Several years ago this pot was shipped from China to the Bonsai Centre in Heidelberg. There it spent its time in a display case and was seemingly not really noticed. It is unclear whether it was for sale or not. What I know is that after the dissolution of the Bonsai Centre in Heidelberg a few years ago it was sold as part of the bankruptcy estate. The new owner decided to give this pot along with some others to a clearance centre for selling it and earning some profit from these artifacts from the former focal point for bonsai in Europe. The process of photographing a certain amount of the pots, uploading them to an appropriate webshop and linking them into an internet auction site took a few weeks. One of these pots was the one pictured here. Accidentally! A few weeks later a very good friend of mine noticed the pot. The listed price was beyond good and evil; it was totally unrealistic and so he showed me the pot just for my interest and the story seemed to end here. Months later, I again found the pot on the internet. The price had dropped significantly, and I began to think a little about purchasing the pot now. The estimated size was 68x36cm - a size that only could be planted with difficulty, so the pot would most probably just become an exhibit, if I bought it. The photo, which showed the pot was extremely blurred, had a bad perspective and any buyer would be taking a certain risk. Time passed while I kept on thinking about it until I nearly forgot the pot. The summer festival of happened and I had committed to a lot of spending on other things which nearly led to me not being interested in the pot any more. That was then. Suddenly it popped itself back in my mind and I was unable to get it out.
To cut the story short, the pot now just had to be bought so I ordered it and waited. A few days later after I had asked the seller to pack the pot extremely carefully, I received a shipping confirmation. Again a few days later, without having had a notification from a delivery man in the mail, I received an email:

"Unfortunately, an error occurred in the item description. We sell the pots on behalf of a client and we received photographs and measurements from our client. During the packaging preparations it was determined that the pot is significantly different to the specified dimensions. Measurements specified in the offer were 68 x 36 cm. In fact the dimensions of the pot are 33 x 25 cm. We therefore need to cancel the sale because the goods are not as described. We will refund the paid amount back to your account. If you want a different purchase, please send a short message. We can only apologize for the mistake. "

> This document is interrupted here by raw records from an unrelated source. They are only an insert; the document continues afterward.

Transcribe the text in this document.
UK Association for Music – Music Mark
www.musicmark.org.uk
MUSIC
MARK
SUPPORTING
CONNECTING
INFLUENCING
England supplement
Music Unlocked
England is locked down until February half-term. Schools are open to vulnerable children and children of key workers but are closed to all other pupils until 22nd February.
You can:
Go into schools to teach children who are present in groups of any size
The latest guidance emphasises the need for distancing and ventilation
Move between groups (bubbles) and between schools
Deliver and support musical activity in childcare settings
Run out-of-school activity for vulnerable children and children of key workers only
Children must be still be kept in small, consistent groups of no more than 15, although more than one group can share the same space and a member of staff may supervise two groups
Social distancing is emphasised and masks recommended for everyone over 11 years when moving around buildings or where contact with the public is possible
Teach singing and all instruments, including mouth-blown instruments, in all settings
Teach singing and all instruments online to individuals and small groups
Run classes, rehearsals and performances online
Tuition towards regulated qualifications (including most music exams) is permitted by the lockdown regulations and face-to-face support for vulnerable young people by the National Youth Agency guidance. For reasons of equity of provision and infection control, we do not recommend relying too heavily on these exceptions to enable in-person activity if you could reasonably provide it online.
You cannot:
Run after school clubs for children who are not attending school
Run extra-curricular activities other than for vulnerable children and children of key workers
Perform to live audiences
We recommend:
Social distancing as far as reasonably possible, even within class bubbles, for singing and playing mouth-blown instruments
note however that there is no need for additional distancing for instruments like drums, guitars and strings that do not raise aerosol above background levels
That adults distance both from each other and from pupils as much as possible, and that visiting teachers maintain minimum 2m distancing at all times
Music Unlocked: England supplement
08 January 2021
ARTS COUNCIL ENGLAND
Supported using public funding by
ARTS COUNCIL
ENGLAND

In the meantime I had spoken to Peter Krebs several times to get some more information on the pot and I was aware that I still wanted to have it, though it was not even half as big now! Actually even because of this I wanted the pot now. 

So I called the seller again, asking him to send the pot now. Once more I was happily awaiting the hopefully soon arriving package.

Meanwhile the owner decided that he actually did not really want to sell the pot at all as it allegedly had been his mistake to give it to the reseller for sale. So I had to wait another day. The next day I got another call: 'The pot is coming to you.' Again I had to wait for days without any package alerts until a neighbour taped a note to my door that he had received my package.
The moment of truth was at hand. I opened the box carefully and what came out was a completely different, not at all similar pot in turquoise. The same evening, I called the seller on his private cell phone number that I now knew.
No acknowledgment, just: "That cannot be true!".
So once more I had to wait one day because all pots were kept in an storage building in another city. Then the redemption: "The original pot is still in the warehouse; there was a misunderstanding"
As before, fearfully I had to wait again. Will the pot really be 68x36 cm tall? Will it arrive intact? Was the whole story a bad buy from the beginning, because the picture had camouflaged the pot's poor state?

But the story has a happy ending at last.
Now I am very delighted to have one more historical piece in my collection and to be able to show it here.

The pot was made at the latest in 1920 and is possibly even older. In particular its age can be dated by the fact that the edge of the pot was not glazed, because in the relevant potteries such pots were directly put above one another for firing. So if the edges had been glazed the pots would have been sticking together.